Leerpsychologie
0. Wat is leren en hoe kan men leren bestuderen?
0.1. Wat is leren
“Leren is ontogenetische adaptatie”
- Evolutie: fylogenetische adaptatie (Darwin)
= aanpassen aan de omgeving over generaties heen.
- Leren: ontogenetische adaptie
= aanpassen tijdens het leven van 1 organisme
Leren is dus observeerbare veranderingen in het gedrag van een bepaald organisme tijdens
het leven van het organisme, als gevolg van regelmatigheden in de omgeving. (vb giraf)
= essentieel binnen de psychologie
Moeilijkheden bij het toepassen van de definitie
Omgeving is oorzaak
➔ Is geen observatie maar hypothese over oorzaak van gedrag
➔ Vb grijpreflex (aangeboren of leren?)
Leren is effect van omgeving
➔ Meer bepaald regematigheden in omgeving op gedrag
➔ (niet de verandering van het gedrag zelf)
0.2. Types van leren
0.2.1. Types regelmatigheden/patronen in omgeving
Regelmatigheid =
Alles wat meer is dan 1 gebeurtenis op 1 moment in de tijd.
Soorten
- Regelmatigheid in voorkomen van 1 prikkel (vb voedsel)
- Regelmatigheid in voorkomen van 2 prikkels (vb voedsel aan een bepaalde boom)
- Regelmatigheid in voorkomen van gedrag en prikkels (vb voedsel als je aan de boom
schudt)
0.2.2. Types van leren
- Effecten van een regelmatigheid in het voorkomen van 1 prikkel
(vb: herhaalde knal → reductie van reactie op knal)
➔ Effect van niet-contigente prikkelaanbieding
- Effecten van een regelmatigheid in voorkomen 2 prikkels
(vb: verband tussen bel en voedsel -> salivatie tijdens bel)
➔ Klassieke conditionering
- Effecten van een regelmatigheid in voorkomen gedrag en prikkels
(vb: verband dussen duwen en voedsel -> vaker duwen)
➔ Operante conditionering
, Complex leren (4e vorm)
= gezamenlijk effect van meerdere regelmatigheden
2 types complex leren op basis van onderscheid tussen:
- Standaardregelmatigheden: enkel individuele stimuli en responsen als element
Vb toon-shock
- Meta-regelmatigheden: minstens 1 regelmatigheid als element
2 types complex leren
1) Gemodereerd leren
= gezamelijke impact van meerdere standaard-regelmatigheden
Vb: sensorische pre-conditionering
- Fase 1: licht – toon
- Fase 2: toon - schok
- Test: licht ontlokt angst (resultaat van 2 regelmatigheden)
2) Effecten van meta-regelmatigheden
= regelmatigheid in het voorkomen van regelmatigheden
Vb relational matching to sample
Elk paar afzonderlijk kan je beschouwen als een regelmatig omdat een paar bestaat
uit telkens 2 prikkels.
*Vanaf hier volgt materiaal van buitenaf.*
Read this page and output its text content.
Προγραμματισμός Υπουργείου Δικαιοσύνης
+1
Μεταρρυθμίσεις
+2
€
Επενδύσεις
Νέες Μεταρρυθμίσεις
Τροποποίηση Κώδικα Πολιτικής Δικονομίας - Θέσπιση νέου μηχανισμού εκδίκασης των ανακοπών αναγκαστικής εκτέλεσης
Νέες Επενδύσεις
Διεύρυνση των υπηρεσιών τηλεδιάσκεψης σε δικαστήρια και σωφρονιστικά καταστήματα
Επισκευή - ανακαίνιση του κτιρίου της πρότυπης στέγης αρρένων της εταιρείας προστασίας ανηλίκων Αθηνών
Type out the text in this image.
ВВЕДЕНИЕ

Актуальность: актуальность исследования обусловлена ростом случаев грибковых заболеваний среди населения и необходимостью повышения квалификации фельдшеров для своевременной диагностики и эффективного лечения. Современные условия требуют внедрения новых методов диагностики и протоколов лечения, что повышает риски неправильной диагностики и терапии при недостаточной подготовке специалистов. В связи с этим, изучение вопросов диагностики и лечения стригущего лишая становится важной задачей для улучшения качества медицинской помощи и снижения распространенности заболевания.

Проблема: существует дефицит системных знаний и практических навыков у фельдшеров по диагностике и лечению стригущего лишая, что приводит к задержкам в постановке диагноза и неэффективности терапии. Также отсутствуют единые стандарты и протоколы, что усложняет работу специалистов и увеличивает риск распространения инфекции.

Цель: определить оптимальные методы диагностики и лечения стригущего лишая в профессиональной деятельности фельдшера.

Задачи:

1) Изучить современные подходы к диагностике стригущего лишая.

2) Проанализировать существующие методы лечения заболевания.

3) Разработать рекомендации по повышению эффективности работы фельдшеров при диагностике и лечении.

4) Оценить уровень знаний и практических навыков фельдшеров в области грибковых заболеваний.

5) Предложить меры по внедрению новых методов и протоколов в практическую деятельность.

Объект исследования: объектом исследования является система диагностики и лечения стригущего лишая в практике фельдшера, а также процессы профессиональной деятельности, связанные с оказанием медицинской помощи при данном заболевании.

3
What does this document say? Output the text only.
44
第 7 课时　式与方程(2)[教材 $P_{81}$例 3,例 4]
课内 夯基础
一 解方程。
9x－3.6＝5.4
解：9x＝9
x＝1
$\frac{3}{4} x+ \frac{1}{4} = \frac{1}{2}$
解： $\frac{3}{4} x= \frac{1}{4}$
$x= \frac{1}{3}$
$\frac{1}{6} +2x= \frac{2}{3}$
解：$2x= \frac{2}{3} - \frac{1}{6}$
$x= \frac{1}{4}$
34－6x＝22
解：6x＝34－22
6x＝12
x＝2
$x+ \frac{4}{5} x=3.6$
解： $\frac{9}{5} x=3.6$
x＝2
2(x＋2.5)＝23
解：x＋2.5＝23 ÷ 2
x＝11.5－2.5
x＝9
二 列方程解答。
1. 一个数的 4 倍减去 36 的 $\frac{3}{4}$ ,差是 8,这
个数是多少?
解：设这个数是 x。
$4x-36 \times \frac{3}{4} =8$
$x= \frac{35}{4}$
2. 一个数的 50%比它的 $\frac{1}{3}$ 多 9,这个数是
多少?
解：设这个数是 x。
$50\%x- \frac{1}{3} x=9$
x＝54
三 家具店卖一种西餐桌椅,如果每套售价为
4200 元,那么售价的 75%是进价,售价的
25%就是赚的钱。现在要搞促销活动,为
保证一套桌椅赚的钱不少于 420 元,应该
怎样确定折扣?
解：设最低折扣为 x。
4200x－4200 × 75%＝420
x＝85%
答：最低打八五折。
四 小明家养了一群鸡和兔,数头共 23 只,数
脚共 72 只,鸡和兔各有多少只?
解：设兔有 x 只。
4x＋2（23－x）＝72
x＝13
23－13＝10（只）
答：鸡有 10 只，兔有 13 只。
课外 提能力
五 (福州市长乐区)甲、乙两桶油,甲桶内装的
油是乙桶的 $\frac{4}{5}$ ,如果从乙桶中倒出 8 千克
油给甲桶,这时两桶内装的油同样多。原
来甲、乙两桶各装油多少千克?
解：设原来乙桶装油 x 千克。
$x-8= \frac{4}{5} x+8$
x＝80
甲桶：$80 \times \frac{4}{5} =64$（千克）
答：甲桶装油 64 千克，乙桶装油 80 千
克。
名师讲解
Maar er is ook een overkoepelende regelmaat want er zijn 2
paren.
0.2.3. Moeilijkheden bij bepalen van het type van leren
Onderscheidt op basis van wat veronderstelde oorzaak is van verandering in gedrag
Vb hond van pavlov
- Gedrag: toename salivatie bij het horen van een bel
- Mogelijke oorzaken:
o Herhaald aanbieden van voedsel (geen KC)
o Het verband tussen bel en voedsel (wel KC)
➔ Confounds van verschillende regelmatigheden.
➔ Experimenteel onderzoek met controles is nodig om causale verbanden te testen.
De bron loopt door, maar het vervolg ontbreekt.